By default, FlowScan's window for short-term analysis is 48 hours, allowing easy comparison of traffic parameters on two consecutive days. Standard graphs supplied with the FlowScan distribution provide views of 1) traffic by network subnet, 2) application or service type, and 3) Autonomous System (AS) during the past two days. Standard graphs can present these views using bits-per-second, packets-per-second, and flows-per-second measurement scales. All these graphs use five minute averages, particularly useful for detecting network abuse such as Denial of Service (DoS) attacks.
Experience using FlowScan shows that a discrepancy between the number of inbound and outbound flows or packets is a possible indicator of abusive traffic. Sudden changes in packet counts, especially when constrained to one protocol, are usually indicative of a DoS flood. The graph below highlights a traffic flood that went unnoticed on bandwidth usage graphs and was too subtle to be easily noticed on packet count graphs.
DoS Traffic Flood Detected by FlowScan:
In the example graph above, the traffic responsible for the spikes in inbound TCP flows was determined to be a flood of incoming 40-byte TCP ACK packets directed to a campus host that responded with 40-byte TCP RST packets. If a flood of small packets was sent to dynamically changing campus host addresses, spikes show up better in a flow graph than a packet graph, because the spike is a much larger proportion of the total flows than it is of the total packets.
When visualizing over the short-term, it is important to remember that FlowScan increments traffic counters at the time when the flows are exported. More precisely, it records the values of these counters with the timestamp corresponding to the five minute interval in which cflowd wrote the flow to the raw flow file. As such, the time reported in the graphs is some function of the flow end time, but may also reflect timeouts defined in the NetFlow implementation. Therefore, this timestamp is not necessarily the time when represented traffic was actually observed by the router.
It is possible for a FlowScan graph to report a quantity of traffic in a given five minute period that exceeds traffic actually forwarded by the router. On occasion, the quantity reported may even exceed the physical capacity of the physical link. The reason for these misleading reported results is twofold: First, FlowScan assumes that network traffic occurs within the five minute period in which data was written to the raw flow file. (Without this assumption, no totals can accumulate, and FlowScan can't plot values against time.) Secondly, while NetFlow flows contain start and end time information for the packets in a given flow, they do not indicate the distribution of packet delivery within that time range. Therefore, even if FlowScan attempts to record the real time at which traffic was observed, accuracy can not be improved. Experience shows that the effect of this time granularity inaccuracy is negligible as data is aggregated into coarser grained time samples.
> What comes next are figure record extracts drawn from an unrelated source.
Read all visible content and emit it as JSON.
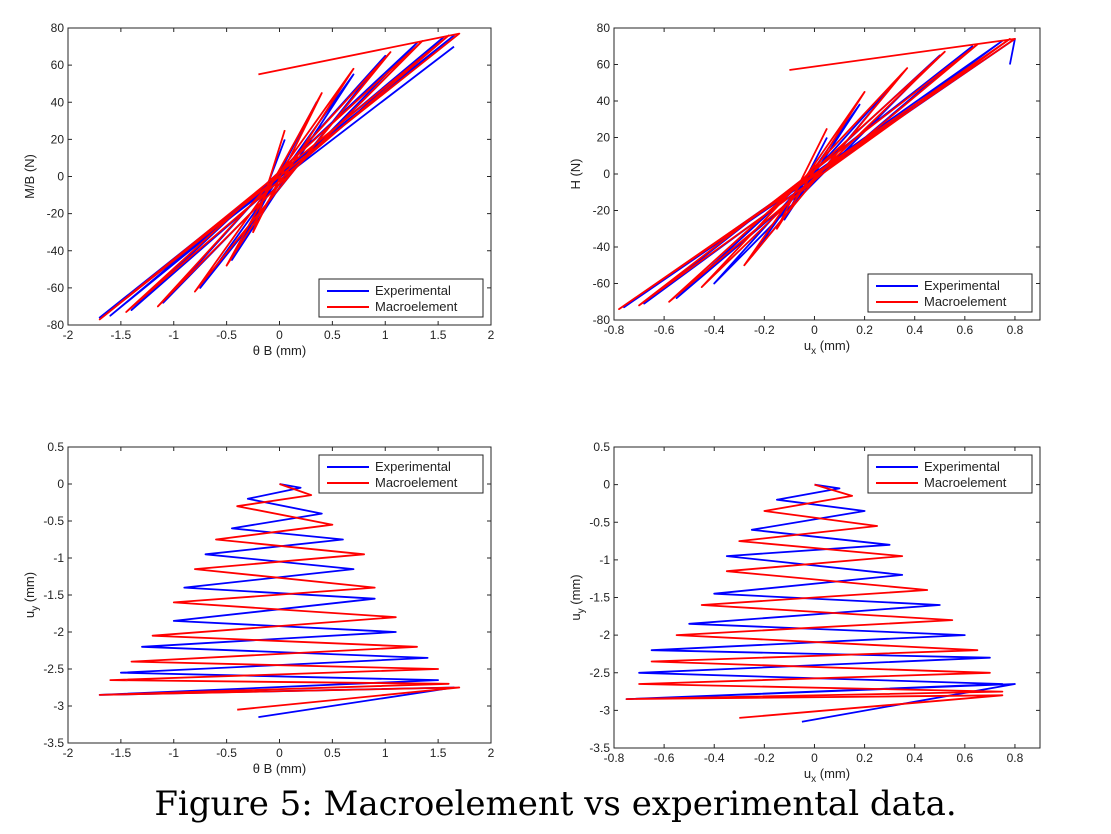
{
  "caption": "Figure 5: Macroelement vs experimental data.",
  "colors": {
    "experimental": "#0000ff",
    "macroelement": "#ff0000"
  },
  "chart_data": [
    {
      "type": "line",
      "xlabel": "θ B (mm)",
      "ylabel": "M/B (N)",
      "xlim": [
        -2,
        2
      ],
      "ylim": [
        -80,
        80
      ],
      "xticks": [
        -2,
        -1.5,
        -1,
        -0.5,
        0,
        0.5,
        1,
        1.5,
        2
      ],
      "yticks": [
        -80,
        -60,
        -40,
        -20,
        0,
        20,
        40,
        60,
        80
      ],
      "legend_position": "bottom-right",
      "series": [
        {
          "name": "Experimental",
          "color": "#0000ff",
          "points": [
            [
              0.05,
              20
            ],
            [
              -0.25,
              -25
            ],
            [
              0.35,
              40
            ],
            [
              -0.45,
              -45
            ],
            [
              0.7,
              55
            ],
            [
              -0.75,
              -60
            ],
            [
              1.0,
              65
            ],
            [
              -1.1,
              -68
            ],
            [
              1.3,
              72
            ],
            [
              -1.4,
              -72
            ],
            [
              1.55,
              75
            ],
            [
              -1.6,
              -75
            ],
            [
              1.65,
              76
            ],
            [
              -1.7,
              -76
            ],
            [
              1.65,
              70
            ]
          ]
        },
        {
          "name": "Macroelement",
          "color": "#ff0000",
          "points": [
            [
              0.05,
              25
            ],
            [
              -0.25,
              -30
            ],
            [
              0.4,
              45
            ],
            [
              -0.5,
              -48
            ],
            [
              0.7,
              58
            ],
            [
              -0.8,
              -62
            ],
            [
              1.05,
              67
            ],
            [
              -1.15,
              -70
            ],
            [
              1.35,
              73
            ],
            [
              -1.45,
              -73
            ],
            [
              1.6,
              76
            ],
            [
              -1.7,
              -77
            ],
            [
              1.7,
              77
            ],
            [
              -0.2,
              55
            ]
          ]
        }
      ]
    },
    {
      "type": "line",
      "xlabel": "u_x (mm)",
      "ylabel": "H (N)",
      "xlim": [
        -0.8,
        0.9
      ],
      "ylim": [
        -80,
        80
      ],
      "xticks": [
        -0.8,
        -0.6,
        -0.4,
        -0.2,
        0,
        0.2,
        0.4,
        0.6,
        0.8
      ],
      "yticks": [
        -80,
        -60,
        -40,
        -20,
        0,
        20,
        40,
        60,
        80
      ],
      "legend_position": "bottom-right",
      "series": [
        {
          "name": "Experimental",
          "color": "#0000ff",
          "points": [
            [
              0.05,
              20
            ],
            [
              -0.12,
              -25
            ],
            [
              0.18,
              38
            ],
            [
              -0.25,
              -45
            ],
            [
              0.35,
              55
            ],
            [
              -0.4,
              -60
            ],
            [
              0.5,
              65
            ],
            [
              -0.55,
              -68
            ],
            [
              0.63,
              70
            ],
            [
              -0.68,
              -71
            ],
            [
              0.75,
              73
            ],
            [
              -0.76,
              -73
            ],
            [
              0.8,
              74
            ],
            [
              0.78,
              60
            ]
          ]
        },
        {
          "name": "Macroelement",
          "color": "#ff0000",
          "points": [
            [
              0.05,
              25
            ],
            [
              -0.15,
              -30
            ],
            [
              0.2,
              45
            ],
            [
              -0.28,
              -50
            ],
            [
              0.37,
              58
            ],
            [
              -0.45,
              -62
            ],
            [
              0.52,
              67
            ],
            [
              -0.58,
              -70
            ],
            [
              0.65,
              71
            ],
            [
              -0.7,
              -72
            ],
            [
              0.78,
              74
            ],
            [
              -0.78,
              -74
            ],
            [
              0.8,
              74
            ],
            [
              -0.1,
              57
            ]
          ]
        }
      ]
    },
    {
      "type": "line",
      "xlabel": "θ B (mm)",
      "ylabel": "u_y (mm)",
      "xlim": [
        -2,
        2
      ],
      "ylim": [
        -3.5,
        0.5
      ],
      "xticks": [
        -2,
        -1.5,
        -1,
        -0.5,
        0,
        0.5,
        1,
        1.5,
        2
      ],
      "yticks": [
        -3.5,
        -3,
        -2.5,
        -2,
        -1.5,
        -1,
        -0.5,
        0,
        0.5
      ],
      "legend_position": "top-right",
      "series": [
        {
          "name": "Experimental",
          "color": "#0000ff",
          "points": [
            [
              0,
              0
            ],
            [
              0.2,
              -0.05
            ],
            [
              -0.3,
              -0.2
            ],
            [
              0.4,
              -0.4
            ],
            [
              -0.45,
              -0.6
            ],
            [
              0.6,
              -0.75
            ],
            [
              -0.7,
              -0.95
            ],
            [
              0.7,
              -1.15
            ],
            [
              -0.9,
              -1.4
            ],
            [
              0.9,
              -1.55
            ],
            [
              -1.0,
              -1.85
            ],
            [
              1.1,
              -2.0
            ],
            [
              -1.3,
              -2.2
            ],
            [
              1.4,
              -2.35
            ],
            [
              -1.5,
              -2.55
            ],
            [
              1.5,
              -2.65
            ],
            [
              -1.7,
              -2.85
            ],
            [
              1.65,
              -2.75
            ],
            [
              -0.2,
              -3.15
            ]
          ]
        },
        {
          "name": "Macroelement",
          "color": "#ff0000",
          "points": [
            [
              0,
              0
            ],
            [
              0.3,
              -0.15
            ],
            [
              -0.4,
              -0.3
            ],
            [
              0.5,
              -0.55
            ],
            [
              -0.6,
              -0.75
            ],
            [
              0.8,
              -0.95
            ],
            [
              -0.8,
              -1.15
            ],
            [
              0.9,
              -1.4
            ],
            [
              -1.0,
              -1.6
            ],
            [
              1.1,
              -1.8
            ],
            [
              -1.2,
              -2.05
            ],
            [
              1.3,
              -2.2
            ],
            [
              -1.4,
              -2.4
            ],
            [
              1.5,
              -2.5
            ],
            [
              -1.6,
              -2.65
            ],
            [
              1.6,
              -2.7
            ],
            [
              -1.7,
              -2.85
            ],
            [
              1.7,
              -2.75
            ],
            [
              -0.4,
              -3.05
            ]
          ]
        }
      ]
    },
    {
      "type": "line",
      "xlabel": "u_x (mm)",
      "ylabel": "u_y (mm)",
      "xlim": [
        -0.8,
        0.9
      ],
      "ylim": [
        -3.5,
        0.5
      ],
      "xticks": [
        -0.8,
        -0.6,
        -0.4,
        -0.2,
        0,
        0.2,
        0.4,
        0.6,
        0.8
      ],
      "yticks": [
        -3.5,
        -3,
        -2.5,
        -2,
        -1.5,
        -1,
        -0.5,
        0,
        0.5
      ],
      "legend_position": "top-right",
      "series": [
        {
          "name": "Experimental",
          "color": "#0000ff",
          "points": [
            [
              0,
              0
            ],
            [
              0.1,
              -0.05
            ],
            [
              -0.15,
              -0.2
            ],
            [
              0.2,
              -0.35
            ],
            [
              -0.25,
              -0.6
            ],
            [
              0.3,
              -0.8
            ],
            [
              -0.35,
              -0.95
            ],
            [
              0.35,
              -1.2
            ],
            [
              -0.4,
              -1.45
            ],
            [
              0.5,
              -1.6
            ],
            [
              -0.5,
              -1.85
            ],
            [
              0.6,
              -2.0
            ],
            [
              -0.65,
              -2.2
            ],
            [
              0.7,
              -2.3
            ],
            [
              -0.7,
              -2.5
            ],
            [
              0.75,
              -2.65
            ],
            [
              -0.75,
              -2.85
            ],
            [
              0.8,
              -2.65
            ],
            [
              -0.05,
              -3.15
            ]
          ]
        },
        {
          "name": "Macroelement",
          "color": "#ff0000",
          "points": [
            [
              0,
              0
            ],
            [
              0.15,
              -0.15
            ],
            [
              -0.2,
              -0.35
            ],
            [
              0.25,
              -0.55
            ],
            [
              -0.3,
              -0.75
            ],
            [
              0.35,
              -0.95
            ],
            [
              -0.35,
              -1.15
            ],
            [
              0.45,
              -1.4
            ],
            [
              -0.45,
              -1.6
            ],
            [
              0.55,
              -1.8
            ],
            [
              -0.55,
              -2.0
            ],
            [
              0.65,
              -2.2
            ],
            [
              -0.65,
              -2.35
            ],
            [
              0.7,
              -2.5
            ],
            [
              -0.7,
              -2.65
            ],
            [
              0.75,
              -2.75
            ],
            [
              -0.75,
              -2.85
            ],
            [
              0.75,
              -2.8
            ],
            [
              -0.3,
              -3.1
            ]
          ]
        }
      ]
    }
  ]
}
For long-term analysis, one specifies the number of hours over which to plot results. Increasing the hours significantly beyond the default (48 hours) becomes an exercise in customization of date and description annotations. Note also that often used daily averages may hide spurious abuse activity. Short-lived attacks can be severely minimized by daily averaging. Therefore, graphing over extended periods of time using daily averages tends to be more useful as an aid to capacity planning or even traffic shaping efforts.
Long-term FlowScan Graph (Daily Averages Over 550 days):
This long-term graph shows:
- The academic calendar dramatically influences traffic levels, but only with respect to traffic to and from ResNet, the campus residence halls network.
- There has been an increase in outbound ftp traffic from the Computer Sciences department within the past year.
- While outbound traffic levels consistently exceed inbound traffic levels, the degree by which outbound traffic exceeds inbound traffic is increasing.
Stateful Inspection of Flows
FlowScan's CampusIO report uses a number of heuristics to help identify and analyze "elusive" traffic (e.g., Napster, PASV mode ftp file transfers). These heuristics employ a method of stateful inspection similar to that used by many modern firewalls. Such firewalls track the state of an application session by observing information within a packet or series of packets, enabling the firewall to filter packets according to whether or not a session has been established and is still active. Passive inspection of either the packet header or the application payload gleans state information, enabling traffic identification and analysis.
In similar fashion, FlowScan attempts to track the state of an application session, or series of sessions, by observing the information within flows. Using flow-based stateful inspection, FlowScan maintains counters for flow attributes which would otherwise remain unidentified or misidentified. For example, the identification of Napster data based on a simple test of protocol and port number (say, TCP on port 6699), may lead to erroneous matches with applications such as PASV mode ftp that dynamically negotiate for unprivileged port numbers. FlowScan minimizes such errors by using a test based on stateful inspection.
Without the use of stateful inspection, a large percentage of our campus traffic would get labeled as "unknown". FlowScan performs a similar inspection to identify Real Media flows. Even with stateful inspection, more than 30% of our campus traffic remains unclassified.